DataFramesMeta custom filter: by groups of A, apply filter on B

I need to subset a dataframe by groups. that is, in each group there is a different filtering condition to apply. here is a MWE

using DataFrames, DataFramesMeta

julia> df = DataFrame(A = repeat(1:3,3), B = rand(1:9,9),C = rand(9))
9×3 DataFrame
│ Row │ A     │ B     │ C        │
│     │ Int64 │ Int64 │ Float64  │
├─────┼───────┼───────┼──────────┤
│ 1   │ 1     │ 1     │ 0.676259 │
│ 2   │ 2     │ 5     │ 0.675797 │
│ 3   │ 3     │ 9     │ 0.597738 │
│ 4   │ 1     │ 6     │ 0.593364 │
│ 5   │ 2     │ 2     │ 0.156473 │
│ 6   │ 3     │ 7     │ 0.859696 │
│ 7   │ 1     │ 9     │ 0.951905 │
│ 8   │ 2     │ 6     │ 0.196368 │
│ 9   │ 3     │ 1     │ 0.292369 │

Suppose for each group of A I want to discard the row where B is largest within that group:


julia> @linq df |>
           groupby(:A) |>
               where( :B != maximum(:B) )
GroupedDataFrame with 3 groups based on key: A
First Group (3 rows): A = 1
│ Row │ A     │ B     │ C        │
│     │ Int64 │ Int64 │ Float64  │
├─────┼───────┼───────┼──────────┤
│ 1   │ 1     │ 1     │ 0.676259 │
│ 2   │ 1     │ 6     │ 0.593364 │
│ 3   │ 1     │ 9     │ 0.951905 │
⋮
Last Group (3 rows): A = 3
│ Row │ A     │ B     │ C        │
│     │ Int64 │ Int64 │ Float64  │
├─────┼───────┼───────┼──────────┤
│ 1   │ 3     │ 9     │ 0.597738 │
│ 2   │ 3     │ 7     │ 0.859696 │
│ 3   │ 3     │ 1     │ 0.292369 │

that’s not it. let me try creating a grouped dataframe and work on that:



julia> g = @linq df |>
           groupby(:A)

julia> filter(x -> (x[:B] < 9),g[1])
2×3 DataFrame
│ Row │ A     │ B     │ C        │
│     │ Int64 │ Int64 │ Float64  │
├─────┼───────┼───────┼──────────┤
│ 1   │ 1     │ 1     │ 0.676259 │
│ 2   │ 1     │ 6     │ 0.593364 │

that works! of course I cannot hardcode 9, so i must find out what the largest value is:


julia> filter(x -> (x[:B] < maximum(x[:B])),g[1])
0×3 DataFrame

julia> filter(x -> (x[:B] .< maximum(x[:B])),g[1])
0×3 DataFrame

what’s the mistake I’m making? thanks

1 Like

where filters groups, not rows. So it can’t used for what you’re trying to do. That should probably change, please file an issue in DataFramesMeta.

For now you can do this:

map(gd) do d
    d[d.B .< maximum(d.B), :]
end

(filter inside the do will also work, but you need to store maximum(d.B) to avoid recomputing it for each row.)

1 Like

thanks! thats pretty cool with the map actually (and makes a lot of sense, now that i think about it).

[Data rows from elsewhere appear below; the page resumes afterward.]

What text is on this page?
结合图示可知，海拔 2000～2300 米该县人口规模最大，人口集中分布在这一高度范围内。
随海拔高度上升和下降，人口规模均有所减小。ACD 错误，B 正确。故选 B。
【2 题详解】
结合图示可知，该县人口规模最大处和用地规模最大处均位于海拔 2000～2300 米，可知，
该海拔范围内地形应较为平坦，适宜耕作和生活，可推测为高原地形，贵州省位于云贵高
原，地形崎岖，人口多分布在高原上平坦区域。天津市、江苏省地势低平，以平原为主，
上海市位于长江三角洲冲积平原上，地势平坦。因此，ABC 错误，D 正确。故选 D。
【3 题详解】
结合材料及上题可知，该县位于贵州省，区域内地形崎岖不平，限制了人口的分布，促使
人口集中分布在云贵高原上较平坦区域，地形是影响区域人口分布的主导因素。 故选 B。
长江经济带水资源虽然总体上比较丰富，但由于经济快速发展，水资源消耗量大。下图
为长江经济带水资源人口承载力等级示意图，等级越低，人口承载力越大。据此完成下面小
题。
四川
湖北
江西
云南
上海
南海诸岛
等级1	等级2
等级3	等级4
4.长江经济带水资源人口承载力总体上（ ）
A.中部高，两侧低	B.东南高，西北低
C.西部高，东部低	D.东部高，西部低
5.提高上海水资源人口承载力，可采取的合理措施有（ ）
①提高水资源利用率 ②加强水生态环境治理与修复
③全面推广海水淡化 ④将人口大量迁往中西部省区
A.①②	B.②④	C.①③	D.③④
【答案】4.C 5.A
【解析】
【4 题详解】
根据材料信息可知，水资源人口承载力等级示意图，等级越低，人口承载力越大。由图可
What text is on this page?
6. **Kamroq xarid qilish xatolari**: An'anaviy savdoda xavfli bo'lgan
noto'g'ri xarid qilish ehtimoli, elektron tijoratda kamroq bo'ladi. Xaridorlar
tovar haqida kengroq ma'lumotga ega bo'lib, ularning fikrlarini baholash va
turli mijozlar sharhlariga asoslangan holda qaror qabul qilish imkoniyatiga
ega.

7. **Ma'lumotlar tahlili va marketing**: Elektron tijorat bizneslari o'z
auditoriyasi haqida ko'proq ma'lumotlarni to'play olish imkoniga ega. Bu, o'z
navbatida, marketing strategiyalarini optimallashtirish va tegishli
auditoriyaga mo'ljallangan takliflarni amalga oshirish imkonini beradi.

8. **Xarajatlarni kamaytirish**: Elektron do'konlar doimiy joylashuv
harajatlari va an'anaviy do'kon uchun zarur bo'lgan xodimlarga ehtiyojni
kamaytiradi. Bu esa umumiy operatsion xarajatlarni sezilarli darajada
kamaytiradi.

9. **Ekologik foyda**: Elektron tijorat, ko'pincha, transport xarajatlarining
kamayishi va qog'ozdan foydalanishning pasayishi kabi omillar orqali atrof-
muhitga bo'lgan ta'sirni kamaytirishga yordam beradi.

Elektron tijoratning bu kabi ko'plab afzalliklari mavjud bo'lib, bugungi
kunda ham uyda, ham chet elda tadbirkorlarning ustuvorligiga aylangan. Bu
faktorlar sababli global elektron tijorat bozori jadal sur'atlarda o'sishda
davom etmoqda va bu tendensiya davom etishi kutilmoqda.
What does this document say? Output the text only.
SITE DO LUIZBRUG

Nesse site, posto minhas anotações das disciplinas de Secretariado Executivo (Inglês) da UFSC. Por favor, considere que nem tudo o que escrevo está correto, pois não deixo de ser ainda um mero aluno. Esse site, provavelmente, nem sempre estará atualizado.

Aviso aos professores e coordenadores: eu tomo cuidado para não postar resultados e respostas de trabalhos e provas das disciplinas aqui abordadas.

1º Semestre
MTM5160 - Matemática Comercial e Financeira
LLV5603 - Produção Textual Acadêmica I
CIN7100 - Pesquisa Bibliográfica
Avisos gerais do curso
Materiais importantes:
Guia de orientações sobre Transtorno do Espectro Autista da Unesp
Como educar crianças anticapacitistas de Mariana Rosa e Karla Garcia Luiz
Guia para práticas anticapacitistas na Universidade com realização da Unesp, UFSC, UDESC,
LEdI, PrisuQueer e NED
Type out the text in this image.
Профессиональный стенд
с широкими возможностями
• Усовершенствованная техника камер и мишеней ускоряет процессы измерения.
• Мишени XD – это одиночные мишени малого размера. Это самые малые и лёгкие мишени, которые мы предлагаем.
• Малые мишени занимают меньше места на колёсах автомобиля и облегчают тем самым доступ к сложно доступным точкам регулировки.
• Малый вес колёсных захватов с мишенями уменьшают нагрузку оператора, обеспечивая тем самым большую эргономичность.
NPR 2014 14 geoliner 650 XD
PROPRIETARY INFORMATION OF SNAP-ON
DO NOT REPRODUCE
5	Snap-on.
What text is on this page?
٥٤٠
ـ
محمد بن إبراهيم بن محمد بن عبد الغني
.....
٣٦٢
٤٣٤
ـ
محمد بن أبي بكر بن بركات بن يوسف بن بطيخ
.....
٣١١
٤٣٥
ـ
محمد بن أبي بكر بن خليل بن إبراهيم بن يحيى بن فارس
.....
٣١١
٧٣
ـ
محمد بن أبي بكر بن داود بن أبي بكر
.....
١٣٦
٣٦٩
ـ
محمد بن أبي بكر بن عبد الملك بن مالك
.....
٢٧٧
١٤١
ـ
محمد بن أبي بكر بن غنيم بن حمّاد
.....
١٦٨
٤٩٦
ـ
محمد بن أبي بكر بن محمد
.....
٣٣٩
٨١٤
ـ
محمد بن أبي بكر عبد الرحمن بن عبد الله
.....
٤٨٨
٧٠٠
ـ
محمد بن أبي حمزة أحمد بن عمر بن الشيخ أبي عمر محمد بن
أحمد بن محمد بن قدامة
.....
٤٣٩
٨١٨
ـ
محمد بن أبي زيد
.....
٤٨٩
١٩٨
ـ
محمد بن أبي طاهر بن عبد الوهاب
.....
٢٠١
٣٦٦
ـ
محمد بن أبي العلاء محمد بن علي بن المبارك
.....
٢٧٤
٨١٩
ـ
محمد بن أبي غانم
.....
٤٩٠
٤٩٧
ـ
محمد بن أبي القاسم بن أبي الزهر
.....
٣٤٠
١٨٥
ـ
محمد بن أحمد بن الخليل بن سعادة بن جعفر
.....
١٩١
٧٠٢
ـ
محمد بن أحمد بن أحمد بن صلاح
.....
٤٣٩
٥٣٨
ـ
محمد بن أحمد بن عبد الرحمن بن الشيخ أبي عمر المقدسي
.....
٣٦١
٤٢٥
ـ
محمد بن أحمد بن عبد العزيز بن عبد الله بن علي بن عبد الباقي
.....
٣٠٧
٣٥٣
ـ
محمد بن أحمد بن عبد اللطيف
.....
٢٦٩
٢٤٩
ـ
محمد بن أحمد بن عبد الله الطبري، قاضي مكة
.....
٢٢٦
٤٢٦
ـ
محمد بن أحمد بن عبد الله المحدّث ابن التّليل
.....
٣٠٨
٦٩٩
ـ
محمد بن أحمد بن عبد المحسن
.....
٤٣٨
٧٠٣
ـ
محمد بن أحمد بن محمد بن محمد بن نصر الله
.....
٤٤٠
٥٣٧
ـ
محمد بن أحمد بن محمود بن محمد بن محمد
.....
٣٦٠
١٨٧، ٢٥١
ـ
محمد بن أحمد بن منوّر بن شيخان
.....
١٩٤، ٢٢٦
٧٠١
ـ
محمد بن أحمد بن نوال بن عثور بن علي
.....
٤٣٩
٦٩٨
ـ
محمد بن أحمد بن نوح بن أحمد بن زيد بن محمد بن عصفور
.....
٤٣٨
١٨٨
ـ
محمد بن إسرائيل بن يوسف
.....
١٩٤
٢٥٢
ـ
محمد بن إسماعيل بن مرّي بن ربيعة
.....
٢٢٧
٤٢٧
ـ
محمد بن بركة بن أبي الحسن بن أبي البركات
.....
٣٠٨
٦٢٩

Does maximum(d.B inside the map run the function multiple times? Is the compiler smart enough to figure out not to re-run the function over and over again? At a deeper level, will this get cached in the CPU so that multiple calls are negligible?

maximum is called once for each group, so that should be reasonably efficient. It could be made a bit faster by returning a view (using view) instead of a new data frame.